Dans une interview accordée au quotidien Les Echos et publiée le 10 septembre, Alexandre de Juniac a confié qu’Air France-KLM comptait investir un milliard d’euros sur cinq ans dans le développement de Transavia.
L’objectif est que le groupe low-cost atteigne une flotte d’une centaine d’appareils d’ici 2017. Alors que l’évolution de Transavia Holland se concentre davantage sur une modification de son modèle économique vers le low-cost pur, le projet pour Transavia France est de participer à cette croissance puisque Air France-KLM compte la faire passer à une trentaine d’appareils d’ici là.
Mais l’essentiel du développement sera emmené par la création de Transavia Europe. Elle devrait être opérationnelle dès avril 2015 au départ de trois bases européennes, qui passeront à six en 2016, avec des pilotes engagés sous contrat local.

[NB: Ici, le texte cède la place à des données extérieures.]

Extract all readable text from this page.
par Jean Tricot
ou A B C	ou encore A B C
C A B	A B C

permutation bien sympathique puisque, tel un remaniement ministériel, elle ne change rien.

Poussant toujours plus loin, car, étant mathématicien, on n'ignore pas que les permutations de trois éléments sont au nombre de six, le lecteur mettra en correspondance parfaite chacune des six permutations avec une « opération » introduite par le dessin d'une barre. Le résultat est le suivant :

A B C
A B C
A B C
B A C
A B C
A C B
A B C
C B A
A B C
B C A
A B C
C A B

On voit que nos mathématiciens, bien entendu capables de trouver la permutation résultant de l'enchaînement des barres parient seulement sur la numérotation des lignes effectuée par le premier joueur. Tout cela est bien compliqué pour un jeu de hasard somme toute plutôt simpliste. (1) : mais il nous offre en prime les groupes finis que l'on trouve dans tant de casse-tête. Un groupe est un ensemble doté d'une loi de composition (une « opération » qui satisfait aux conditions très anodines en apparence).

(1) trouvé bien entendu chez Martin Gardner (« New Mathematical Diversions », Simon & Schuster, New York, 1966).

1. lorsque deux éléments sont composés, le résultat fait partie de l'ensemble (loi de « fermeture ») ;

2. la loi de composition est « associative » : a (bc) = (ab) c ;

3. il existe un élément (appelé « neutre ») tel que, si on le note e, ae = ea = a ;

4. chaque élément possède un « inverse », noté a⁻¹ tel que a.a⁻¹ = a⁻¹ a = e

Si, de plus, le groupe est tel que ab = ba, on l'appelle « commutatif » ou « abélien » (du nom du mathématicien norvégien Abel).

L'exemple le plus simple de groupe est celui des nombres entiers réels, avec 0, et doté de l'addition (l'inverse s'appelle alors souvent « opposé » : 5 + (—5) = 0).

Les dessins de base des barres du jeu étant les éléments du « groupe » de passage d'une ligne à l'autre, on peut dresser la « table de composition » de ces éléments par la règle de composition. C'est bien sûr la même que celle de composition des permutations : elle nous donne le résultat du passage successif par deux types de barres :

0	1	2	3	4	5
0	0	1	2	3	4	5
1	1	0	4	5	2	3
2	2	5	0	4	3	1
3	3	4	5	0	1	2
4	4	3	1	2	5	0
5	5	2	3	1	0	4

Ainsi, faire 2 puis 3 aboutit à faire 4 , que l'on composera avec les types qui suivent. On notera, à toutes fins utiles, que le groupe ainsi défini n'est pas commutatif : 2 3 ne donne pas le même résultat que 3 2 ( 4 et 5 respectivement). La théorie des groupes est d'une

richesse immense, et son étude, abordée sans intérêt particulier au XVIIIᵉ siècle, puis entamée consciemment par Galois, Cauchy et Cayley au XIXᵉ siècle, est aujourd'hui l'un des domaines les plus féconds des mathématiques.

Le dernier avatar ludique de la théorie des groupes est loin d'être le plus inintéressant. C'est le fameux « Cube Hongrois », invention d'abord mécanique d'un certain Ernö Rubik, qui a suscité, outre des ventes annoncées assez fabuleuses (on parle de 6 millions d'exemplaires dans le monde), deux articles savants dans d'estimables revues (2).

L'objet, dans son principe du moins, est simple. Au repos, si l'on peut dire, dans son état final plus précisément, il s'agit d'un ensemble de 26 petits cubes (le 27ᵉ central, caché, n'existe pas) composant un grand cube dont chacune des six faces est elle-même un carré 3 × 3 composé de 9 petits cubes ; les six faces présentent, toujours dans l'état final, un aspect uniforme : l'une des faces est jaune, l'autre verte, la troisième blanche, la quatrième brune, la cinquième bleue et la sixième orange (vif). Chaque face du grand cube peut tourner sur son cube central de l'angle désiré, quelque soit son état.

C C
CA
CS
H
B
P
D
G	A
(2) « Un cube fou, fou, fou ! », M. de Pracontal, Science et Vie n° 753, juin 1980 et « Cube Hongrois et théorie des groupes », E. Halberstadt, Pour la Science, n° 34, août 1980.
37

Autant de projets dont la mise en place déplaît aux pilotes d’Air France (SNPL et SPAF) qui ont appelé à la grève du 15 au 22 septembre. Ils réclament la mise en place d’un contrat de travail unique, aux conditions d’Air France, pour tous les pilotes d’appareils de plus de 100 places du groupe. Ce à quoi Alexandre de Juniac répond qu’il n’est « pas possible d’aller travailler chez Transavia aux conditions d’Air France, sauf à tuer Transavia. »
Par ailleurs, Air France-KLM a indiqué qu’il avait cédé 1% de sa participation dans Amadeus et avait débouclé l’intégralité de ses opérations de couverture sur 2,68% du capital de la société, une cession dont le produit s’élève à 339 millions d’euros. Le groupe franco-néerlandais détient désormais 4,4% d’Amadeus.